La piel de los dedos del anciano, cuando los oprimió apenas, suave y seca al
tacto, le transmitió la impresión de fragilidad ósea propia del hombre de edad
avanzada que tenía delante. Imaginó a la Walkyria montada sobre él, teniéndolo a su
merced, y concluyó que sería ella la que cortaría el bacalao. Acertaba a
medias.
Una
tarde venidera, en la que ascendería, curiosa, hasta la planta más alta,
descubriría que el anciano Portobello, poseedor de una nutrida biblioteca que
cubría las paredes de su departamento de lujo, era asimismo celoso guardián de
una colección de objetos de arte y de una pinacoteca, y lo pescaría también
insultándola a la Walkyria
con gruesísimos epítetos mientras le ordenaba despedir a una compañera que
había enfermado de sida.
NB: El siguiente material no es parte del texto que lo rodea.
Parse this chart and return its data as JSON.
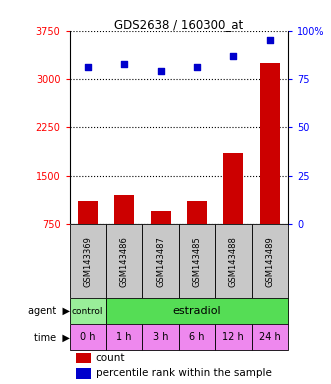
{
  "title": "GDS2638 / 160300_at",
  "samples": [
    "GSM143369",
    "GSM143486",
    "GSM143487",
    "GSM143485",
    "GSM143488",
    "GSM143489"
  ],
  "counts": [
    1100,
    1200,
    950,
    1100,
    1850,
    3250
  ],
  "percentiles": [
    81,
    83,
    79,
    81,
    87,
    95
  ],
  "ylim_left": [
    750,
    3750
  ],
  "ylim_right": [
    0,
    100
  ],
  "yticks_left": [
    750,
    1500,
    2250,
    3000,
    3750
  ],
  "yticks_right": [
    0,
    25,
    50,
    75,
    100
  ],
  "ytick_labels_left": [
    "750",
    "1500",
    "2250",
    "3000",
    "3750"
  ],
  "ytick_labels_right": [
    "0",
    "25",
    "50",
    "75",
    "100%"
  ],
  "bar_color": "#cc0000",
  "dot_color": "#0000cc",
  "time_labels": [
    "0 h",
    "1 h",
    "3 h",
    "6 h",
    "12 h",
    "24 h"
  ],
  "gsm_bg": "#c8c8c8",
  "control_color": "#99ee99",
  "estradiol_color": "#55dd55",
  "time_color": "#ee88ee",
  "legend_bar_color": "#cc0000",
  "legend_dot_color": "#0000cc",
  "legend_bar_label": "count",
  "legend_dot_label": "percentile rank within the sample"
}
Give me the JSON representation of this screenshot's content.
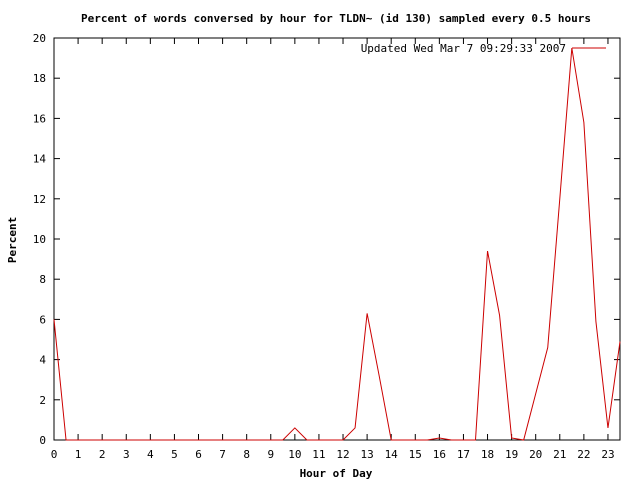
{
  "chart_data": {
    "type": "line",
    "title": "Percent of words conversed by hour for TLDN~ (id 130) sampled every 0.5 hours",
    "xlabel": "Hour of Day",
    "ylabel": "Percent",
    "xlim": [
      0,
      23.5
    ],
    "ylim": [
      0,
      20
    ],
    "x_ticks": [
      0,
      1,
      2,
      3,
      4,
      5,
      6,
      7,
      8,
      9,
      10,
      11,
      12,
      13,
      14,
      15,
      16,
      17,
      18,
      19,
      20,
      21,
      22,
      23
    ],
    "y_ticks": [
      0,
      2,
      4,
      6,
      8,
      10,
      12,
      14,
      16,
      18,
      20
    ],
    "grid": false,
    "legend_position": "top-right",
    "series": [
      {
        "name": "Updated Wed Mar  7 09:29:33 2007",
        "color": "#cc0000",
        "x": [
          0,
          0.5,
          1,
          1.5,
          2,
          2.5,
          3,
          3.5,
          4,
          4.5,
          5,
          5.5,
          6,
          6.5,
          7,
          7.5,
          8,
          8.5,
          9,
          9.5,
          10,
          10.5,
          11,
          11.5,
          12,
          12.5,
          13,
          13.5,
          14,
          14.5,
          15,
          15.5,
          16,
          16.5,
          17,
          17.5,
          18,
          18.5,
          19,
          19.5,
          20,
          20.5,
          21,
          21.5,
          22,
          22.5,
          23,
          23.5
        ],
        "values": [
          6.0,
          0,
          0,
          0,
          0,
          0,
          0,
          0,
          0,
          0,
          0,
          0,
          0,
          0,
          0,
          0,
          0,
          0,
          0,
          0,
          0.6,
          0,
          0,
          0,
          0,
          0.6,
          6.3,
          3.2,
          0,
          0,
          0,
          0,
          0.1,
          0,
          0,
          0,
          9.4,
          6.2,
          0.1,
          0,
          2.3,
          4.6,
          12.0,
          19.5,
          15.8,
          5.9,
          0.6,
          4.9
        ]
      }
    ]
  }
}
Los compases de la sinfonía pastoral de Beethoven
provocarían en aquella oportunidad un majestuoso efecto auditivo de fondo.
La
alemana entonces, si bien mandaba sobre las chicas en lo concerniente a los
modos de ejecución de sus lujuriosas asistencias a los clientes, no
administraba los cuantiosos fondos que la explotación del negocio producía.
Ella y Arquímedes, además de una pareja de perversiones simétricas, levemente
sadomasoquista, conformaban una sociedad de proxenetas perfectamente afiatada
desde hacía veinte años, que tenía muy bien aceitada su relación con miembros
conspicuos de la policía y la justicia.